Saturday, March 11, 2017
Huck/Jim Encounter 6 - Chapter 12
Huck and Jim are on the river in a raft.
They find a 'tow-head' and hide the raft during the day, then take off again at night. There is talk between them, mostly about what they should do.
Then there are the moments when they have free time, and Huck is free to contemplate the river:
This second night we run between seven and eight hours, with a current that was making over four mile an hour. We catched fish and talked, and we took a swim now and then to keep off sleepiness. It was kind of solemn, drifting down the big, still river, laying on our backs looking up at the stars, and we didn’t ever feel like talking loud, and it warn’t often that we laughed—only a little kind of a low chuckle. We had mighty good weather as a general thing, and nothing ever happened to us at all—that night, nor the next, nor the next.
They are safe. And here Huck has given us a clue about his relationship with Jim. They talk, but not loudly. They laughed, not often, but they did laugh.
This image of Huck and Jim laying on their backs, side by side, on the raft, looking at the stars is easy to overlook. But they are there, as friends, as fellow fugitives, enjoying each others company. The thought of betrayal is no longer in their conversations. They have the tranquility of 'nothing ever happened to us at all'.
In order to eat they have to 'borrow' food. Pap had told Huck that it's ok to borrow food if you intend to pay it back. The widow said it was just plain stealing.
Jim uses his own logic to say Pap and the Widow were both half right:
Mornings before daylight I slipped into cornfields and borrowed a watermelon, or a mushmelon, or a punkin, or some new corn, or things of that kind. Pap always said it warn’t no harm to borrow things if you was meaning to pay them back some time; but the widow said it warn’t anything but a soft name for stealing, and no decent body would do it. Jim said he reckoned the widow was partly right and pap was partly right; so the best way would be for us to pick out two or three things from the list and say we wouldn’t borrow them any more—then he reckoned it wouldn’t be no harm to borrow the others. So we talked it over all one night, drifting along down the river, trying to make up our minds whether to drop the watermelons, or the cantelopes, or the mushmelons, or what. But towards daylight we got it all settled satisfactory, and concluded to drop crabapples and p’simmons. We warn’t feeling just right before that, but it was all comfortable now. I was glad the way it come out, too, because crabapples ain’t ever good, and the p’simmons wouldn’t be ripe for two or three months yet.

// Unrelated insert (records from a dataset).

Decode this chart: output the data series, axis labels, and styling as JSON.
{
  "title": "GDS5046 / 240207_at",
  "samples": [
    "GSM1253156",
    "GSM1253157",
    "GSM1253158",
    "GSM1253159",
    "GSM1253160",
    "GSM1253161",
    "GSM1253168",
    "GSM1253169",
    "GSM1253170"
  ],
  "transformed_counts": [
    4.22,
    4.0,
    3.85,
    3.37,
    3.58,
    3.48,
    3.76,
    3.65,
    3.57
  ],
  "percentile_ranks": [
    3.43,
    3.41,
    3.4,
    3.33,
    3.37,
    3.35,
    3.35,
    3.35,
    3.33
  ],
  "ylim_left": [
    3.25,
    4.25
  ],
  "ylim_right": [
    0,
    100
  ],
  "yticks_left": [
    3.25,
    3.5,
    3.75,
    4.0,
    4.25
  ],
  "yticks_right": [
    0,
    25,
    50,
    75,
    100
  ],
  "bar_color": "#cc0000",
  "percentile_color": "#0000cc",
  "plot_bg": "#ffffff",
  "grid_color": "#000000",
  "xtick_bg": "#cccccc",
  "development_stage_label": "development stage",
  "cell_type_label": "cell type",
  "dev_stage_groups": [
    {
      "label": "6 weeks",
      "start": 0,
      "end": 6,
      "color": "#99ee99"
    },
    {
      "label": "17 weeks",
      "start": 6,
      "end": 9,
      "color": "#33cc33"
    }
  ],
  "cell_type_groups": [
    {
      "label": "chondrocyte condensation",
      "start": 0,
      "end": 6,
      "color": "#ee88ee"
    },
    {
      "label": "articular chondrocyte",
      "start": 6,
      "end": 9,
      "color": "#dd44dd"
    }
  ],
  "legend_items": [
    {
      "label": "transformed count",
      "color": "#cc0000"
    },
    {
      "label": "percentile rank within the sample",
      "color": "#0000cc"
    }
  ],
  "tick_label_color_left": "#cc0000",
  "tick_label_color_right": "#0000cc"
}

Apparently, according to the footnotes in Hearn, theft of food along the river was OK to feed yourself; theft of money was not OK.
So Jim is trying to work out justification for the theft, but we don't learn why. But of course Jim can't just go into town and buy food. In order to survive Jim has to either scrounge for food, shoot for it, or steal from the farms along the river. In the readers mind, Jim has the right to steal food since the presence of slavery doesn't allow him to procure food legally , as Huck can and does do.
This lesson for Huck is subtle. Jim acknowledges it is stealing. He also acknowledges that he has no choice, except if he names it as borrowing, with the intention, when he is free, of paying it back.
They encounter a wrecked steamboat, and Huck wants to board and explore. Jim is against it.
But Jim was dead against it at first. He says:
“I doan’ want to go fool’n ‘long er no wrack. We’s doin’ blame’ well, en we better let blame’ well alone, as de good book says. Like as not dey’s a watchman on dat wrack.”
Huck convinces Jim, but Jim has a few cautionary words:
Jim he grumbled a little, but give in. He said we mustn’t talk any more than we could help, and then talk mighty low.
They encounter some men on the boat, who apparently are about to murder one of their gang. Jim takes off for the raft.
Huck stays long enough to hear of the murderous plans.
Here Huck shows his genius for devising plans. He has encountered 3 gang members who are about to murder one of their own for betrayal. If he allows them to escape, they'll be murdering one of the members when the boat sinks (although the members have their own 'moral' discussion- it's better to arrange that the man die in the sinking of the wreck than to kill him):
“Well, my idea is this: we’ll rustle around and gather up whatever pickins we’ve overlooked in the staterooms, and shove for shore and hide the truck. Then we’ll wait. Now I say it ain’t a-goin’ to be more’n two hours befo’ this wrack breaks up and washes off down the river. See? He’ll be drownded, and won’t have nobody to blame for it but his own self. I reckon that’s a considerble sight better ‘n killin’ of him. I’m unfavorable to killin’ a man as long as you can git aroun’ it; it ain’t good sense, it ain’t good morals. Ain’t I right?”
So Huck's plan is to steal their boat so they all are trapped, and the sheriff will get them, if they don't drown!
Here Huck is showing his sense of justice. He could have just run away from a bad situation.
Huck shortly finds Jim again, who informs him that the raft broke loose.
“Oh, my lordy, lordy! raf‘? Dey ain’ no raf’ no mo’; she done broke loose en gone I—en here we is!”